The basics of academic research are covered in the Help with Research section of the Library website. Here, we look at some resources for the more in-depth research required for graduate students working on theses, and for professional academics engaged in scholarly publication.

  1. Preparation/ Project Management
  2. Finding and Visualizing Scholarly Research
  3. Systematic Reviews
  4. Analysis Tools
  5. Keeping Track of Sources/ Writing
  6. Related Pages

Preparation/ Project Management

Start your project off right with project management/ planning tools.

  • OSF - The Open Science Framework offers a full suite of academic project management tools and workspaces, including protocol management, research material and data storage, and collaboration tools.
  • Hypothetical Science Workflows - a number of different workflows using various Open (and closed) Science tools from Innovations in Scholarly Communications. 

Finding and Visualizing Scholarly Research

In addition to the numerous full-text articles, books, and databases available through subscriptions via the University of Winnipeg Library, there are a number of tools you can use to find research “beyond the paywalls” - peer reviewed Open Access scholarly research, pre-prints, institutional repository content, patent information, and more.

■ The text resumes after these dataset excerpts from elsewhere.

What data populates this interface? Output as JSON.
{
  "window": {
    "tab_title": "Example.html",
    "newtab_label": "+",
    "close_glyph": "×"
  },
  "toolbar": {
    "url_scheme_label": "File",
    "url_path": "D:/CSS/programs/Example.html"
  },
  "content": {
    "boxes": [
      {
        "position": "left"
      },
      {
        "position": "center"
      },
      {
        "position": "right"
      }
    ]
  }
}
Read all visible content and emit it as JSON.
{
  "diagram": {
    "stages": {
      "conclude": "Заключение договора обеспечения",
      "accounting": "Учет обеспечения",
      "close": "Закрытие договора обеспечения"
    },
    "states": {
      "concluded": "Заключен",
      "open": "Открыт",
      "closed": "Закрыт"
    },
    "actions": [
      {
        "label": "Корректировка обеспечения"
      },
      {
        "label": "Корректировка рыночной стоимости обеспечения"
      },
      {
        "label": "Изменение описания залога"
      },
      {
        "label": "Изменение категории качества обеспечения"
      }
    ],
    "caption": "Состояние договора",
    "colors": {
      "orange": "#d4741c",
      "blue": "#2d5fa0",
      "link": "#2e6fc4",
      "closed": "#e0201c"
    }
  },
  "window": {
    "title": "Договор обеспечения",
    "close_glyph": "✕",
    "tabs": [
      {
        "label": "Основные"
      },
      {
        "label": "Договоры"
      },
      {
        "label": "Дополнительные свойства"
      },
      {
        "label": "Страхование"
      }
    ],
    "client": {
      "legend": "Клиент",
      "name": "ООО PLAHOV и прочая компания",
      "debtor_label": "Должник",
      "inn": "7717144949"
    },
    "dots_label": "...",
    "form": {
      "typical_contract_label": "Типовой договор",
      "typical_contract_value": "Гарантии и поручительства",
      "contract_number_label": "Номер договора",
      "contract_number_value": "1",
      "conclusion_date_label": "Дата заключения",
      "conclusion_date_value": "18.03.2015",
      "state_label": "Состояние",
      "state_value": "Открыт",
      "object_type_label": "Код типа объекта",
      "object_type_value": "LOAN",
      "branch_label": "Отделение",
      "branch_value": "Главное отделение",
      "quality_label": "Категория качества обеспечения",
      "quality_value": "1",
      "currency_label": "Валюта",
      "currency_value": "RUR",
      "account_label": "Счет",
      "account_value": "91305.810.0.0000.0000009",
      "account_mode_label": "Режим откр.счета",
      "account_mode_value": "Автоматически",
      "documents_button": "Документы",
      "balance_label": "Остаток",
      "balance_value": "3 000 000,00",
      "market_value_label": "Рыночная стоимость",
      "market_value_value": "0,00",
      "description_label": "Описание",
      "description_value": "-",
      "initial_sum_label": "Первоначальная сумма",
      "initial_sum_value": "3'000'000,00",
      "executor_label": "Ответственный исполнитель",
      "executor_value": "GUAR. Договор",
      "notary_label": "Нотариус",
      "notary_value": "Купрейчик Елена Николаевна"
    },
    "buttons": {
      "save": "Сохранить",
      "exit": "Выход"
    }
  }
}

  • Unpaywall: A database and browser extension for searching Open Access scholarly articles. The unobtrusive browser setting allows searching for a legal, unpaywalled version of academic articles.
  • The Lens: Free and open patent & scholarly search. Includes datasets of patents, scholarly journal articles, scholarly books, biological sequences, conference proceedings, LibGuides, and more. The Lens features robust search features and analytics, and is an excellent Open Access metasearch, particularly in realms where integration of patent information would be helpful.
  • CORE: “The World’s Largest Collection of Open Access Papers”, CORE searches across institutional and disciplinary repositories to provide access to nearly 200,000,000 Open Access papers. An open API makes CORE a good option for data mining projects.
  • Dimensions : Search grants, OA publications, citations, clinical trials and patents in one place. Trace grants and impact (includes Altmetric data), as well as search for Open Access research.
  • Google Scholar: Connecting to Google Scholar through the Library website will ensure that you are recognized as a member of the U. of W. community, and will see full-text links customized for our holdings. One of the best features of this resource is that if you are an author and your publications appear in your Google Scholar profile, any recently published material of a similar nature will appear under “my updates.” each time you log in.
  • Directory of Open Access Journals (DOAJ), an online directory of high-quality, peer-reviewed, open-access journals. As explained on the site, “Journals that adhere to an exceptionally high level of publishing standards and best practice are awarded the [DOAJ] Seal as recognition of those efforts.” The DOAJ is useful not only for locating research material, but for identifying legitimate open-access journals to which to submit your own work.
  • Connected Papers: A visual tool to help researchers and applied scientists find and explore papers relevant to their research. Gives a visual overview of the field, helps build a bibliography/ identify important relevant works, find prior and derivative works. 
  • The Internet Archive, “a non-profit library of millions of free books, movies, software, music, and more.” 
  • Open Library, with an eBook lending library of over 2,000,000 titles, including many recent works still in copyright.
  • OSF PrePrints Search Tool: Search across 30+ preprint archives.

Systematic Reviews

Systematic Reviews are highly structured, reproducible reviews of a field of study.  They are extensive, use multiple search strategies, and take time to complete.  University of Winnipeg Library does not provide full Systematic Review services, but your subject librarian may be able to provide additional guidance. 


Analysis Tools

There are a wide variety of tools to assist with the analysis phase of an academic research project. Many are discipline specific. Some of the more general/ useful tools include:

  • Hypothes.is: Allows you to easily annotate web pages, and share your annotations with others. Use it to take notes anywhere online, collaborate with others, and add tags.
  • Google Fusion Tables: Charts, graphs, and other visualization tools.
  • OpenRefine: Explore, clean, and transform data. Keeps data private on personal computer by running a small personal server.
  • DHBox: The DH Box platform comes pre-equipped with essential Digital Humanities tools: IPython, RStudio, Omeka, and NLTK. Allows for simple sign-in via a web browser.
  • Morph.io, a free web scraping tool to help collect data from the internet.
  • Jupyter Notebooks: The Jupyter Notebook is an open-source web application that allows you to create and share documents that contain live code, equations, visualizations and narrative text. Uses include: data cleaning and transformation, numerical simulation, statistical modeling, data visualization, machine learning, and much more.
  • Protocols.io: Develop and share reproducible methods by structuring and sharing research protocols. 
  • Validation by the Science Exchange Network: Includes the Reproducibility Initiative, which matches submitted experiments with a lab that reproduces the results.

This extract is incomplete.